Francesco Giussani e la Lega Nord hanno inaugurato in piazza Manara la nuova bacheca fornita dalla Amministrazione comunale (una per partito, si presume) con un manifesto in cui, in attesa di qualcosa di meglio, tacciano di moralismo d’accatto chi come me utilizzerebbe la indignazione a senso unico. Riproduco la lettera che mi ha cortesemente già pubblicato il Giornale di Treviglio, che ha dato notizia della querelle.
Avendo fatto per una vita una professione che ha a che fare con l’instillazione e la trasmissione di idee, so per esperienza che in certi casi, più che la parola, per la penetrazione di un concetto servirebbe il Black & Decker. Tuttavia farò l’ennesimo atto di fede e cercherò di spiegare a Francesco Giussani, capogruppo e dominus assoluto della Lega, perché sono da rimandare al mittente le osservazioni che ha fatto a proposito dei “moralisti” rimasti, colpevolmente per lui, silenziosi sulla mancata laurea dell’attuale ministro Valeria Fedeli e sul curriculum vitae che la dava per certa.
I reprobi moralisti sarebbero la sottoscritta, Ariella Borghi e Francesco Lingiardi, a dimostrazione che il capogruppo leghista ha nostalgia dei nostri anni in Consiglio e di una opposizione di cui evidentemente sente la mancanza.
Eccoci al quid. Equiparare vicenda Pezzoni e vicenda Fedeli è un azzardo. Entrambi hanno dichiarato nel loro curriculum vitae una laurea che non c’era. La dichiarazione mendace di Pezzoni era di sua mano. Per Valeria Fedeli può averlo fatto lo staff, ma non cambia nulla circa la responsabilità, anzi, la fantasiosa uscita che ha definito la questione come “incidente lessicale” è stato il classico tacòn che ha peggiorato il buso, come dicono i veneti.
L’uguaglianza tra le due storie, entrambe non commendevoli, finisce qui.
Poi ci sono le differenze. Pesantissime. Su cui Giussani sorvola.
Pezzoni ha esercitato per anni e anni una professione senza averne titolo, togliendo il posto a qualcun altro che il titolo ce l’aveva. Per far questo ha depositato presso i Salesiani — come si legge nelle cronache locali — un certificato di laurea falso, autenticato presso il Comune di cui era stato Sindaco. I Salesiani — si legge sempre nelle cronache e nei comunicati –— ritenendosi parte lesa, l’hanno denunciato “chiedendo che venga perseguito per i reati di truffa aggravata, falsità materiale e ideologica in atto pubblico e abusivo esercizio della professione”.
Non è dato sapere se la denuncia — ora che son passati la buriana e il pericolo di vedersi piovere addosso ricorsi da parte di genitori — sia rimasta attiva né a che punto sia l’iter, se iter c’è ancora.
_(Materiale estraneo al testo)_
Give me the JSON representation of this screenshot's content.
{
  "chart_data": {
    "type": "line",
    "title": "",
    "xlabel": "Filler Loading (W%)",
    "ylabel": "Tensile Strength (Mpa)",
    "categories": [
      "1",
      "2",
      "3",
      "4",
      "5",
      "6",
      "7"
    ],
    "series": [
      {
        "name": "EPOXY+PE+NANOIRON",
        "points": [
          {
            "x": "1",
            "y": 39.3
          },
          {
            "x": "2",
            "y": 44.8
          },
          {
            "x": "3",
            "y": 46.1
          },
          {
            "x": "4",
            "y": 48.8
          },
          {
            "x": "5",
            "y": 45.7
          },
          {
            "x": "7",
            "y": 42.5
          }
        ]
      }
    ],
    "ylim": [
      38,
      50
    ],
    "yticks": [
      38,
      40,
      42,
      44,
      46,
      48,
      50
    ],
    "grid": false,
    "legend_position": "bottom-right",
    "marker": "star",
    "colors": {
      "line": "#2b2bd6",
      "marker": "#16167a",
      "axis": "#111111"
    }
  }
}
Queste cose le sanno il querelante (i Salesiani) e il querelato (Pezzoni), noi comuni mortali no.
A Giussani sfuggono queste differenze. E sfugge anche il concetto che se B commette lo stesso errore di A, l’errore continua a essere tale e non si annulla né si giustifica perché l’hanno commesso in due. Questa è la sua morale, non la nostra.
Valeria Fedeli sta già pagando pesantemente e questa storia continuerà ad esserle ricordata da qui all’eternità. Indipendentemente da quanto ha fatto come vicepresidente del Senato o farà nel suo ruolo di ministro.
Ma Pezzoni, a sura, come dicono a Treviglio, ha sul gobbo la contestazione di reati, il che non consente che venga assurto agli altari per vie traverse come sta avvenendo (è già partito il peana per la sua prossima laurea triennale, come se questo cancellasse quel che è successo e che rimane agli atti giudiziari).
Nella chiara consapevolezza che non si possono conoscere gli esiti di questa brutta storia — anche perché in Italia una remissione di querela o una prescrizione non la si nega a nessuno — ribadisco, con o senza Black & Decker, un concetto: noi non siamo per l’etica elastica. Siamo per l’etica e basta. Siamo per la legalità, senza sconti per nessuno. L’Italietta del “così fan tutti” e delle indulgenze plenarie cara — come si vede — ad altri, non fa per noi.